For the first inequality it should follow from the convexity of $f$, but then I need to find a suitable form for the definition of convexity. But I don't see how exactly.
Can you help here?
Thanks!
P.S As I was requested in the comments.
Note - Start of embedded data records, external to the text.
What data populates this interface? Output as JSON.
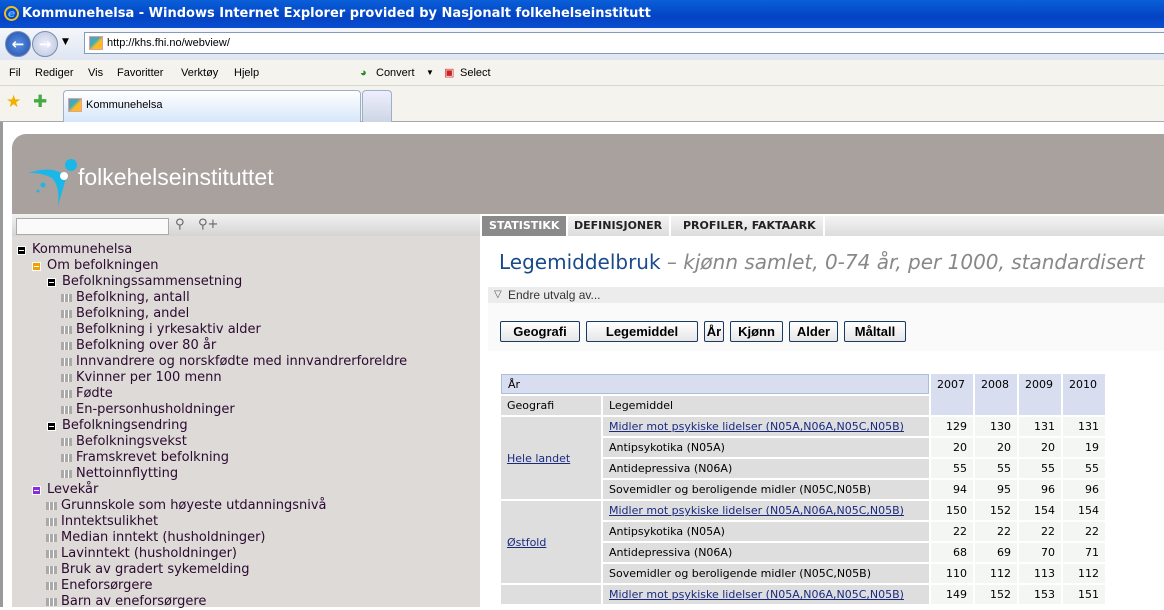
{
  "window": {
    "title": "Kommunehelsa - Windows Internet Explorer provided by Nasjonalt folkehelseinstitutt",
    "url": "http://khs.fhi.no/webview/"
  },
  "menu": [
    "Fil",
    "Rediger",
    "Vis",
    "Favoritter",
    "Verktøy",
    "Hjelp"
  ],
  "toolbar": {
    "convert": "Convert",
    "select": "Select"
  },
  "tab": {
    "label": "Kommunehelsa"
  },
  "site": {
    "logo_text": "folkehelseinstituttet"
  },
  "search": {
    "value": "",
    "placeholder": ""
  },
  "tree": [
    {
      "label": "Kommunehelsa",
      "level": 0,
      "type": "box",
      "color": "#000000"
    },
    {
      "label": "Om befolkningen",
      "level": 1,
      "type": "box",
      "color": "#f0a000"
    },
    {
      "label": "Befolkningssammensetning",
      "level": 2,
      "type": "box",
      "color": "#000000"
    },
    {
      "label": "Befolkning, antall",
      "level": 3,
      "type": "leaf"
    },
    {
      "label": "Befolkning, andel",
      "level": 3,
      "type": "leaf"
    },
    {
      "label": "Befolkning i yrkesaktiv alder",
      "level": 3,
      "type": "leaf"
    },
    {
      "label": "Befolkning over 80 år",
      "level": 3,
      "type": "leaf"
    },
    {
      "label": "Innvandrere og norskfødte med innvandrerforeldre",
      "level": 3,
      "type": "leaf"
    },
    {
      "label": "Kvinner per 100 menn",
      "level": 3,
      "type": "leaf"
    },
    {
      "label": "Fødte",
      "level": 3,
      "type": "leaf"
    },
    {
      "label": "En-personhusholdninger",
      "level": 3,
      "type": "leaf"
    },
    {
      "label": "Befolkningsendring",
      "level": 2,
      "type": "box",
      "color": "#000000"
    },
    {
      "label": "Befolkningsvekst",
      "level": 3,
      "type": "leaf"
    },
    {
      "label": "Framskrevet befolkning",
      "level": 3,
      "type": "leaf"
    },
    {
      "label": "Nettoinnflytting",
      "level": 3,
      "type": "leaf"
    },
    {
      "label": "Levekår",
      "level": 1,
      "type": "box",
      "color": "#8a2be2"
    },
    {
      "label": "Grunnskole som høyeste utdanningsnivå",
      "level": 2,
      "type": "leaf"
    },
    {
      "label": "Inntektsulikhet",
      "level": 2,
      "type": "leaf"
    },
    {
      "label": "Median inntekt (husholdninger)",
      "level": 2,
      "type": "leaf"
    },
    {
      "label": "Lavinntekt (husholdninger)",
      "level": 2,
      "type": "leaf"
    },
    {
      "label": "Bruk av gradert sykemelding",
      "level": 2,
      "type": "leaf"
    },
    {
      "label": "Eneforsørgere",
      "level": 2,
      "type": "leaf"
    },
    {
      "label": "Barn av eneforsørgere",
      "level": 2,
      "type": "leaf"
    }
  ],
  "rtabs": [
    "STATISTIKK",
    "DEFINISJONER",
    "PROFILER, FAKTAARK"
  ],
  "page": {
    "title": "Legemiddelbruk",
    "subtitle": "– kjønn samlet, 0-74 år, per 1000, standardisert",
    "endre": "Endre utvalg av..."
  },
  "buttons": [
    "Geografi",
    "Legemiddel",
    "År",
    "Kjønn",
    "Alder",
    "Måltall"
  ],
  "table": {
    "year_label": "År",
    "geo_label": "Geografi",
    "leg_label": "Legemiddel",
    "years": [
      "2007",
      "2008",
      "2009",
      "2010"
    ],
    "groups": [
      {
        "geo": "Hele landet",
        "rows": [
          {
            "leg": "Midler mot psykiske lidelser (N05A,N06A,N05C,N05B)",
            "link": true,
            "v": [
              "129",
              "130",
              "131",
              "131"
            ]
          },
          {
            "leg": "Antipsykotika (N05A)",
            "v": [
              "20",
              "20",
              "20",
              "19"
            ]
          },
          {
            "leg": "Antidepressiva (N06A)",
            "v": [
              "55",
              "55",
              "55",
              "55"
            ]
          },
          {
            "leg": "Sovemidler og beroligende midler (N05C,N05B)",
            "v": [
              "94",
              "95",
              "96",
              "96"
            ]
          }
        ]
      },
      {
        "geo": "Østfold",
        "rows": [
          {
            "leg": "Midler mot psykiske lidelser (N05A,N06A,N05C,N05B)",
            "link": true,
            "v": [
              "150",
              "152",
              "154",
              "154"
            ]
          },
          {
            "leg": "Antipsykotika (N05A)",
            "v": [
              "22",
              "22",
              "22",
              "22"
            ]
          },
          {
            "leg": "Antidepressiva (N06A)",
            "v": [
              "68",
              "69",
              "70",
              "71"
            ]
          },
          {
            "leg": "Sovemidler og beroligende midler (N05C,N05B)",
            "v": [
              "110",
              "112",
              "113",
              "112"
            ]
          }
        ]
      },
      {
        "geo": "",
        "rows": [
          {
            "leg": "Midler mot psykiske lidelser (N05A,N06A,N05C,N05B)",
            "link": true,
            "v": [
              "149",
              "152",
              "153",
              "151"
            ]
          }
        ]
      }
    ]
  }
}
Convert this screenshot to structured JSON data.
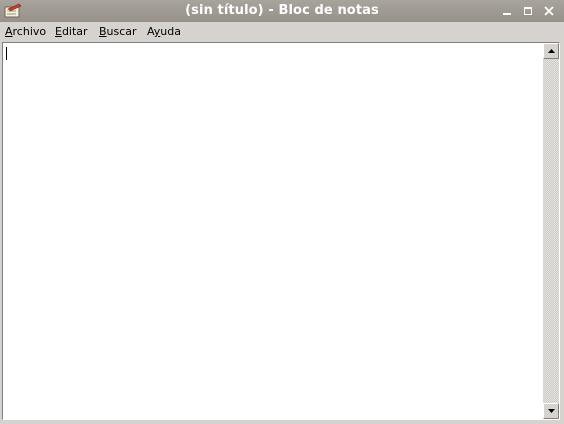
{
  "window": {
    "title": "(sin título) - Bloc de notas"
  },
  "icons": {
    "app": "notepad-icon",
    "minimize": "minimize-icon",
    "maximize": "maximize-icon",
    "close": "close-icon",
    "scroll_up": "arrow-up-icon",
    "scroll_down": "arrow-down-icon"
  },
  "menu": {
    "archivo": {
      "mnemonic": "A",
      "rest": "rchivo"
    },
    "editar": {
      "mnemonic": "E",
      "rest": "ditar"
    },
    "buscar": {
      "mnemonic": "B",
      "rest": "uscar"
    },
    "ayuda": {
      "pre": "A",
      "mnemonic": "y",
      "rest": "uda"
    }
  },
  "editor": {
    "content": ""
  },
  "colors": {
    "titlebar": "#9e9a92",
    "title_text": "#ffffff",
    "chrome": "#d6d3ce",
    "editor_bg": "#ffffff"
  }
}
We assume that $f$ is convex, that $h>0$ is small enough such that: $s<s+h<t<t+h$, and the inequalities: $$(2.8)\ \ f(s+h)(t-s+h)\le (t-s)f(s)+hf(t+h)$$ $$(2.9)\ \ f(t)(t-s+h)\le hf(s)+(t-s)f(t+h)$$
I hope you agree that if $a<b<c$ (that is, $b$ is between $a$ and $c$) then $$b=\lambda a+\left(1-\lambda\right)c$$ for some $\lambda\in(0,1)$. $\lambda$ is the coefficient of betweenness that we can compute explicitly: since \begin{align} b&=\lambda a+\left(1-\lambda\right)c\\&=\left(a-c\right)\lambda+c \end{align} it follows that \begin{align} \lambda&=\frac{b-c}{a-c}=\frac{c-b}{c-a}\\1-\lambda&=\frac{b-a}{c-a} \end{align}
Then we can just substitute and apply the definition of convexity:
\begin{align} f(b)&=f\left(\lambda a+\left(1-\lambda\right)c\right)\\&\le\lambda f(a)+\left(1-\lambda\right)f(c)\\&=\frac{c-b}{c-a}f(a)+\frac{b-a}{c-a}f(c) \end{align}
Multiplying by the (positive) denominator $c-a$, we get $$\left(c-a\right)f(b)\le(c-b)f(a)+(b-a)f(c).$$
Take $s < s+h < t+h$ for $a<b<c$ and you'll get 2.8.
Take $s < t < t+h$ for $a<b<c$ and you'll get 2.9.